There's also another point that security is really fucking expensive. Apple on Google spend billions a year on security, yet their phones are broken in to once they are a couple of years old. Big American software companies have large margins and large budgets. Those Chinese companies are running on fumes (and credit.)
Security and encryption is taken as a given by Western regulators given how many times they pass laws to break encryption. If you look at targeted 0-days, the conclusion would be more along the lines of the very best hardware+software is barely secure.
>>Brother you cannot be serious with this racist take
>There are many ethnicities in China, people of all genetic backgrounds. It is the culture that is the problem, not the race.
This just seems like nitpicking to me. Colloquially most people would classify discrimination based on country of origin, or "culture" (whatever that means) as racism, even if it doesn't meet the technical definition. For instance Trump's travel bans have been called by many as "racist", even though it covers a bunch of countries, and even though the countries are majority muslim, it also excludes major muslim countries like Pakistan and Indonesia.
It's entirely fair game to criticism or even discriminate based on culture, because culture is composed of actions. If people act in such a way that you do not like, that's a valid reason not to like them.
Now, we do still need to respect cultural differences where it makes sense and consider the historical context behind cultural differences, such as colonialism.
Nazis used to measure skull dimensions to discriminate on race. How do you measure "culture" of an individual? Just apply a stereotype based on the country of origin?
Like, for example, cultures which are outwardly hostile towards women and their autonomy don’t keep that as a secret. In those places, it’s well known and obvious.
I might be sympathetic to this argument if the severity actually differed, eg. people calling mean tweets "violence" or something, but that's not what's happening there. I don't see any meaningfully difference between "I'm discriminating against you because you're Chinese" (culture/nationality) and "I'm discriminating you're Han Chinese" (ethnicity). I doubt the average racist actually knows the distinction between the two anyways, and I doubt people are going to be like "oh you're discriminating based on culture instead of ethnicity?

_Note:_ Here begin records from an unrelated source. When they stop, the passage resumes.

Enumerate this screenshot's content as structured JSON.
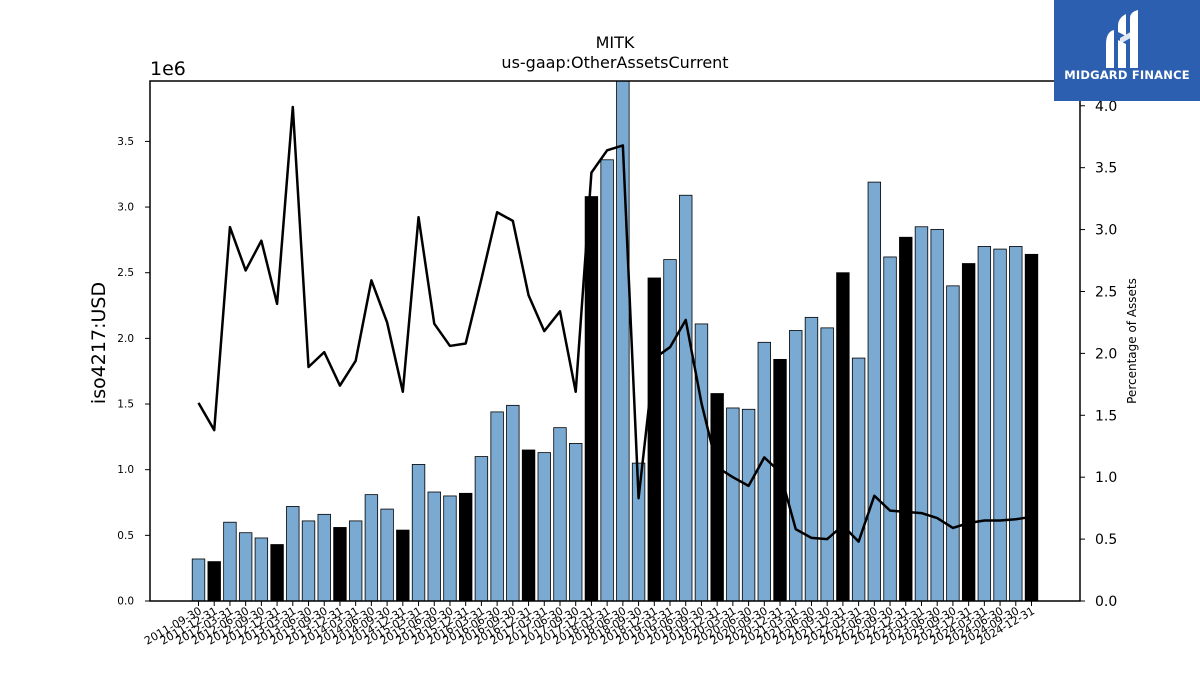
{
  "chart_data": {
    "type": "bar",
    "title": "MITK",
    "subtitle": "us-gaap:OtherAssetsCurrent",
    "ylabel": "iso4217:USD",
    "y_multiplier_label": "1e6",
    "y2label": "Percentage of Assets",
    "ylim": [
      0,
      3960000
    ],
    "y2lim": [
      0,
      4.2
    ],
    "yticks": [
      "0.0",
      "0.5",
      "1.0",
      "1.5",
      "2.0",
      "2.5",
      "3.0",
      "3.5"
    ],
    "y2ticks": [
      "0.0",
      "0.5",
      "1.0",
      "1.5",
      "2.0",
      "2.5",
      "3.0",
      "3.5",
      "4.0"
    ],
    "grid": false,
    "colors": {
      "bar_quarter": "#7aaad2",
      "bar_fiscal_year_end": "#000000",
      "line": "#000000"
    },
    "categories": [
      "2011-09-30",
      "2011-12-31",
      "2012-03-31",
      "2012-06-30",
      "2012-09-30",
      "2012-12-31",
      "2013-03-31",
      "2013-06-30",
      "2013-09-30",
      "2013-12-31",
      "2014-03-31",
      "2014-06-30",
      "2014-09-30",
      "2014-12-31",
      "2015-03-31",
      "2015-06-30",
      "2015-09-30",
      "2015-12-31",
      "2016-03-31",
      "2016-06-30",
      "2016-09-30",
      "2016-12-31",
      "2017-03-31",
      "2017-06-30",
      "2017-09-30",
      "2017-12-31",
      "2018-03-31",
      "2018-06-30",
      "2018-09-30",
      "2018-12-31",
      "2019-03-31",
      "2019-06-30",
      "2019-09-30",
      "2019-12-31",
      "2020-03-31",
      "2020-06-30",
      "2020-09-30",
      "2020-12-31",
      "2021-03-31",
      "2021-06-30",
      "2021-09-30",
      "2021-12-31",
      "2022-03-31",
      "2022-06-30",
      "2022-09-30",
      "2022-12-31",
      "2023-03-31",
      "2023-06-30",
      "2023-09-30",
      "2023-12-31",
      "2024-03-31",
      "2024-06-30",
      "2024-09-30",
      "2024-12-31"
    ],
    "series": [
      {
        "type": "bar",
        "values": [
          320000,
          300000,
          600000,
          520000,
          480000,
          430000,
          720000,
          610000,
          660000,
          560000,
          610000,
          810000,
          700000,
          540000,
          1040000,
          830000,
          800000,
          820000,
          1100000,
          1440000,
          1490000,
          1150000,
          1130000,
          1320000,
          1200000,
          3080000,
          3360000,
          4020000,
          1050000,
          2460000,
          2600000,
          3090000,
          2110000,
          1580000,
          1470000,
          1460000,
          1970000,
          1840000,
          2060000,
          2160000,
          2080000,
          2500000,
          1850000,
          3190000,
          2620000,
          2770000,
          2850000,
          2830000,
          2400000,
          2570000,
          2700000,
          2680000,
          2700000,
          2640000
        ]
      },
      {
        "type": "line",
        "axis": "right",
        "values": [
          1.6,
          1.38,
          3.02,
          2.67,
          2.91,
          2.4,
          3.99,
          1.89,
          2.01,
          1.74,
          1.94,
          2.59,
          2.25,
          1.69,
          3.1,
          2.24,
          2.06,
          2.08,
          2.6,
          3.14,
          3.07,
          2.47,
          2.18,
          2.34,
          1.69,
          3.46,
          3.64,
          3.68,
          0.83,
          1.96,
          2.05,
          2.27,
          1.6,
          1.08,
          1.0,
          0.93,
          1.16,
          1.04,
          0.58,
          0.51,
          0.5,
          0.61,
          0.48,
          0.85,
          0.73,
          0.72,
          0.71,
          0.67,
          0.59,
          0.63,
          0.65,
          0.65,
          0.66,
          0.68
        ]
      }
    ]
  }
}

I guess that's fine then!".
> I don't see any meaningfully difference between "I'm discriminating against you because you're Chinese" (culture/nationality) and "I'm discriminating you're Han Chinese" (ethnicity).
It's interesting you would write this as if nobody's pointed out actual cultural differences yet.
> This just seems like nitpicking to me. Colloquially most people would classify discrimination based on country of origin, or "culture" (whatever that means) as racism, even if it doesn't meet the technical definition.
Nobody is going to believe you're talking about real things if you let people call your argument "racism" so it's not nitpicking if you can explain why it's not. Also the word "discrimination" is itself a loaded term.
And yes areas having cultures is real. Sometimes it's tied to country, sometimes it's not.
> Trump's travel bans have been called by many as "racist", even though it covers a bunch of countries,
I'm confused? Covering a whole bunch of countries sharing a demographic is much more likely to be a racist move than picking one or two.
> and even though the countries are majority muslim, it also excludes major muslim countries like Pakistan and Indonesia.
That's a good argument against saying "muslim ban" but I'm pretty sure a focus on the middle east makes it more about race.
is it racist to wonder why I rarely see a chinese restaurant with inspection score above 80? culture differences are a real thing (if you don't have your head buried in the sand that is).
I've worked in many restaurants and a lot of the health scores are stacked against ethnic restaurants and how they prepare foods.
Your score gets knocked down if you have soups simmering for too long, but in Chinese cuisine it's often times common to have the broth cooking for more than 12 hours.